# Goose Pastrami



## Chuck Smith (Feb 22, 2005)

Since Snow goose season is right around the corner. Here is an amazing recipe. I did this with goose breast and venison. People couldn't tell the difference and preferred the goose.

Cure:
3 - Deboned Canada goose breasts (6 pieces or halves)
1/2 Cup - Tender Quick
2 Teaspoons Dried Thyme
2 Teaspoons Ground Corriander
2 Table Spoons Garlic Salt/Powder
1/4 Cup Black Pepper
2 Teaspoons Onion Salt/Powder
1/4 Cup Brown Sugar

Put cure on breasts and put in zip top bag and seal up getting most of the air out.

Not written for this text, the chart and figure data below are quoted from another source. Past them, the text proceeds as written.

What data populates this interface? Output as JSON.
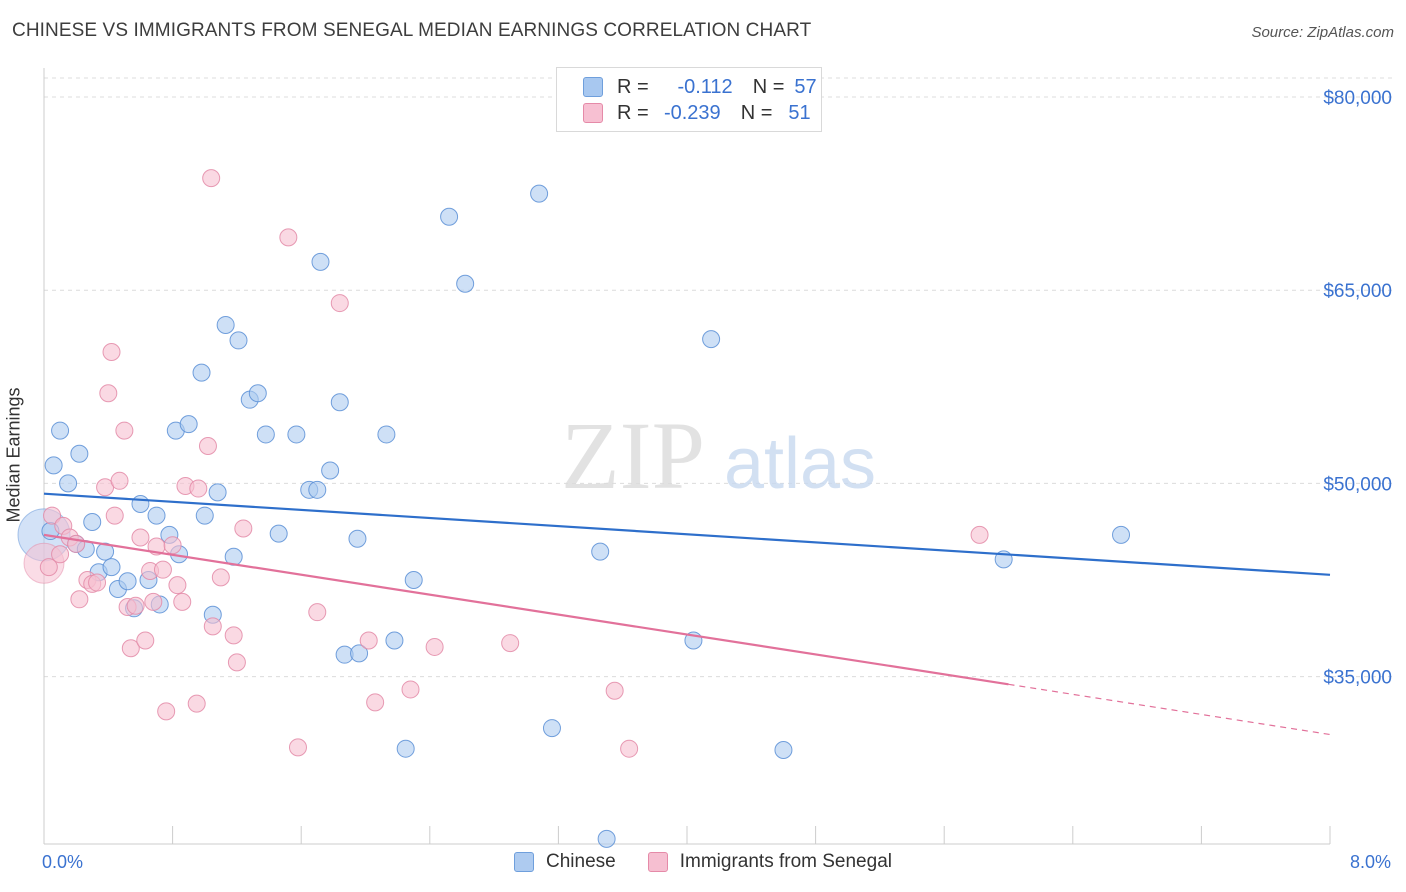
{
  "header": {
    "title": "CHINESE VS IMMIGRANTS FROM SENEGAL MEDIAN EARNINGS CORRELATION CHART",
    "source": "Source: ZipAtlas.com"
  },
  "watermark": {
    "zip": "ZIP",
    "atlas": "atlas"
  },
  "legend": {
    "rows": [
      {
        "r_label": "R =",
        "r_value": "-0.112",
        "n_label": "N =",
        "n_value": "57",
        "color": "#a8c8f0",
        "border": "#6f9fdc"
      },
      {
        "r_label": "R =",
        "r_value": "-0.239",
        "n_label": "N =",
        "n_value": "51",
        "color": "#f7c0d2",
        "border": "#e58aa8"
      }
    ]
  },
  "bottom_legend": [
    "Chinese",
    "Immigrants from Senegal"
  ],
  "colors": {
    "chinese_fill": "#aecbf0",
    "chinese_stroke": "#5b8fd6",
    "chinese_line": "#2e6fcb",
    "senegal_fill": "#f6bfd1",
    "senegal_stroke": "#e38aa7",
    "senegal_line": "#e2719a",
    "tick_label": "#3a72d0",
    "grid": "#dcdcdc"
  },
  "chart_data": {
    "type": "scatter",
    "title": "CHINESE VS IMMIGRANTS FROM SENEGAL MEDIAN EARNINGS CORRELATION CHART",
    "xlabel": "",
    "ylabel": "Median Earnings",
    "xlim": [
      0,
      8
    ],
    "ylim": [
      20000,
      81000
    ],
    "x_tick_labels": [
      "0.0%",
      "8.0%"
    ],
    "y_ticks": [
      35000,
      50000,
      65000,
      80000
    ],
    "y_tick_labels": [
      "$35,000",
      "$50,000",
      "$65,000",
      "$80,000"
    ],
    "grid": true,
    "series": [
      {
        "name": "Chinese",
        "trend": {
          "x": [
            0.0,
            8.0
          ],
          "y": [
            49200,
            42900
          ]
        },
        "points": [
          [
            0.04,
            46300
          ],
          [
            0.06,
            51400
          ],
          [
            0.1,
            54100
          ],
          [
            0.15,
            50000
          ],
          [
            0.2,
            45300
          ],
          [
            0.22,
            52300
          ],
          [
            0.26,
            44900
          ],
          [
            0.3,
            47000
          ],
          [
            0.34,
            43100
          ],
          [
            0.38,
            44700
          ],
          [
            0.42,
            43500
          ],
          [
            0.46,
            41800
          ],
          [
            0.52,
            42400
          ],
          [
            0.56,
            40300
          ],
          [
            0.6,
            48400
          ],
          [
            0.65,
            42500
          ],
          [
            0.7,
            47500
          ],
          [
            0.72,
            40600
          ],
          [
            0.78,
            46000
          ],
          [
            0.82,
            54100
          ],
          [
            0.84,
            44500
          ],
          [
            0.9,
            54600
          ],
          [
            0.98,
            58600
          ],
          [
            1.0,
            47500
          ],
          [
            1.05,
            39800
          ],
          [
            1.08,
            49300
          ],
          [
            1.13,
            62300
          ],
          [
            1.18,
            44300
          ],
          [
            1.21,
            61100
          ],
          [
            1.28,
            56500
          ],
          [
            1.33,
            57000
          ],
          [
            1.38,
            53800
          ],
          [
            1.46,
            46100
          ],
          [
            1.57,
            53800
          ],
          [
            1.65,
            49500
          ],
          [
            1.7,
            49500
          ],
          [
            1.72,
            67200
          ],
          [
            1.78,
            51000
          ],
          [
            1.84,
            56300
          ],
          [
            1.87,
            36700
          ],
          [
            1.95,
            45700
          ],
          [
            1.96,
            36800
          ],
          [
            2.13,
            53800
          ],
          [
            2.18,
            37800
          ],
          [
            2.25,
            29400
          ],
          [
            2.3,
            42500
          ],
          [
            2.52,
            70700
          ],
          [
            2.62,
            65500
          ],
          [
            3.08,
            72500
          ],
          [
            3.16,
            31000
          ],
          [
            3.46,
            44700
          ],
          [
            3.5,
            22400
          ],
          [
            4.04,
            37800
          ],
          [
            4.15,
            61200
          ],
          [
            4.6,
            29300
          ],
          [
            5.97,
            44100
          ],
          [
            6.7,
            46000
          ]
        ]
      },
      {
        "name": "Immigrants from Senegal",
        "trend": {
          "x": [
            0.0,
            6.0
          ],
          "y": [
            46000,
            34400
          ]
        },
        "trend_dashed": {
          "x": [
            6.0,
            8.0
          ],
          "y": [
            34400,
            30500
          ]
        },
        "points": [
          [
            0.03,
            43500
          ],
          [
            0.05,
            47500
          ],
          [
            0.1,
            44500
          ],
          [
            0.12,
            46700
          ],
          [
            0.16,
            45800
          ],
          [
            0.2,
            45300
          ],
          [
            0.22,
            41000
          ],
          [
            0.27,
            42500
          ],
          [
            0.3,
            42200
          ],
          [
            0.33,
            42300
          ],
          [
            0.38,
            49700
          ],
          [
            0.4,
            57000
          ],
          [
            0.42,
            60200
          ],
          [
            0.44,
            47500
          ],
          [
            0.47,
            50200
          ],
          [
            0.5,
            54100
          ],
          [
            0.52,
            40400
          ],
          [
            0.54,
            37200
          ],
          [
            0.57,
            40500
          ],
          [
            0.6,
            45800
          ],
          [
            0.63,
            37800
          ],
          [
            0.66,
            43200
          ],
          [
            0.68,
            40800
          ],
          [
            0.7,
            45100
          ],
          [
            0.74,
            43300
          ],
          [
            0.76,
            32300
          ],
          [
            0.8,
            45200
          ],
          [
            0.83,
            42100
          ],
          [
            0.86,
            40800
          ],
          [
            0.88,
            49800
          ],
          [
            0.95,
            32900
          ],
          [
            0.96,
            49600
          ],
          [
            1.02,
            52900
          ],
          [
            1.04,
            73700
          ],
          [
            1.05,
            38900
          ],
          [
            1.1,
            42700
          ],
          [
            1.18,
            38200
          ],
          [
            1.2,
            36100
          ],
          [
            1.24,
            46500
          ],
          [
            1.52,
            69100
          ],
          [
            1.58,
            29500
          ],
          [
            1.7,
            40000
          ],
          [
            1.84,
            64000
          ],
          [
            2.02,
            37800
          ],
          [
            2.06,
            33000
          ],
          [
            2.28,
            34000
          ],
          [
            2.43,
            37300
          ],
          [
            2.9,
            37600
          ],
          [
            3.55,
            33900
          ],
          [
            3.64,
            29400
          ],
          [
            5.82,
            46000
          ]
        ]
      }
    ]
  }
}
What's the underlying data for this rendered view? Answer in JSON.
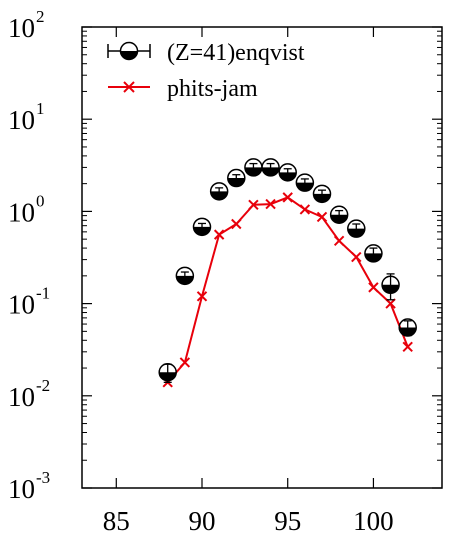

I put mine in a food saver bag or vacuum sealed them. Let sit in fridge for 5+ days depending on thickness of Goose or roast. Turning over a few times a day. Or when ever you think of it when opening the fridge.

After the 5+ days are up. Rise with cold water or soak in water for about 1 hour. It is up to you. Then add the rub.

Rub:
3 table spoons of Black pepper (can use coarse if you want)
1 teaspoon of Ground Corriander
1/2 Teaspoon of Onion powder/salt
1/2 teaspoon of Paprika
1 teaspoon of Garlic salt/powder
1/2 teaspoon of dried thyme.

The have a hot smoker up to 225-230 degrees. Put in smoker and smoke until internal temp of 150 degrees. Takes about 2 hours.

Take off smoker and wrap in tin foil and rest for 30 mins or so. Slice thin and enjoy. It even gets better when cooled and the next day. ;-)

I got this recipe from steven Rinella.


----------